Xi envisions cooperation on big data development
President's message calls for tackling legal, security, governance challenges
President Xi Jinping called on Sunday for strengthened cooperation among countries to explore opportunities of digital, internet-based intelligent development and to properly address legal, security and governance challenges arising from big data industry development.
He made the remarks in a congratulatory letter to the China International Big Data Industry Expo 2019, which kicked off in Guiyang, Guizhou province.
The new generation of information technology, represented by the internet, big data and artificial intelligence, is booming at present and has significant and profound influence on various countries' economic development, social progress and people's lives, Xi said in the letter.
China attaches great importance to the development of the big data industry and is willing to share opportunities of the digital economy's development with other countries and jointly explore new growth drivers and development paths by exploring new technologies, new business forms and new models, Xi added.
With increasingly wider applications of digital technologies in China, the country is expected to generate and store 27.8 percent of global online data by 2025, up from 23.4 percent last year, according to a report by market researcher International Data Corp and data storage firm Seagate.
In comparison, the US share will stand at 17.5 percent by 2025, a drop from its 21 percent share in 2018, the report added.
United Nations Secretary-General Antonio Guterres said that from medicine to transportation to farming, big data presents the world with a remarkable tool to advance global progress, but with that opportunity also comes risk.
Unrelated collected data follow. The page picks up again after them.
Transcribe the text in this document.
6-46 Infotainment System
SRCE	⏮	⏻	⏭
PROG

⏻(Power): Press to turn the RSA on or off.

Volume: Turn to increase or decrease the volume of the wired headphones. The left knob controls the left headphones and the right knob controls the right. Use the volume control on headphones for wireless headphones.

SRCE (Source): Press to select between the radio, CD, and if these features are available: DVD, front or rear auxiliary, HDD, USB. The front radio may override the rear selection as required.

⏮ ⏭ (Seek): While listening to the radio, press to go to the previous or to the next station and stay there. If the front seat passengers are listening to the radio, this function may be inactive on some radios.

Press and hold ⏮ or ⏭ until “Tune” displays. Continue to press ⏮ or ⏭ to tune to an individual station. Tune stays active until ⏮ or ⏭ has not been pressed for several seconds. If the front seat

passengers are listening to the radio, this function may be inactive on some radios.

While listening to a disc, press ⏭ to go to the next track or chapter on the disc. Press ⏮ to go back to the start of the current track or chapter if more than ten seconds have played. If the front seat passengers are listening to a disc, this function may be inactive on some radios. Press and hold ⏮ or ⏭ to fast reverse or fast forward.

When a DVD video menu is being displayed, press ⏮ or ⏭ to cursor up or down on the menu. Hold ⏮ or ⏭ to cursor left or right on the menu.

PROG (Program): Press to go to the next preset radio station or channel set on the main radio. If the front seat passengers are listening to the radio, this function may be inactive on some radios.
"We must work together to ensure that big data, and the technologies that it enables, are harnessed for the benefit of mankind while minimizing the risks to development, peace and security and human rights," Guterres said in a congratulatory letter to the expo.
Miao Wei, minister of industry and information technology, said China has already made significant progress in bolstering the big data industry with a string of big data platforms established in sectors such as manufacturing, commerce, finance, transportation and medical care.
"We will make a fresh push to integrate cutting-edge information technologies into the real economy, including establishing a national industrial data center, to better power the country's sprawling manufacturing sector," Miao said at the opening ceremony of the big data expo.
According to the ministry, China's digital economy reached a total volume of over 31 trillion yuan ($4.5 trillion), or 34.8 percent of its GDP, in 2018.
Yang Xiaowei, deputy head of the Cyberspace Administration of China, also called for more efforts to develop the homegrown big data sector and highlighted that stepping up research and development is key to mastering core technologies.
Paul Romer, co-recipient of the 2018 Nobel Prize in economics and professor of economics at New York University, said he is impressed by China's proposal in cyber sovereignty which he understands as: Each nation must be able to write and enforce its own laws that regulate cyberspace, and ensure that cyberspace works to the benefit of everyone in the nation.
"China's articulation and implementation of cyber sovereignty means it is a chance for the world to see a different kind of organization for cyberspace, and a chance to see that with the right structure, we can get tons of benefits," Romer added.
Lu Yong, vice-president of Huawei Technologies Co, said China's digital economy has thrived on the basis that China has built the world's largest 4G network.
"5G is not just a faster 4G. It will fundamentally reshape how enterprises run businesses and overhaul a wide range of industries by using data to create more value," Lu said.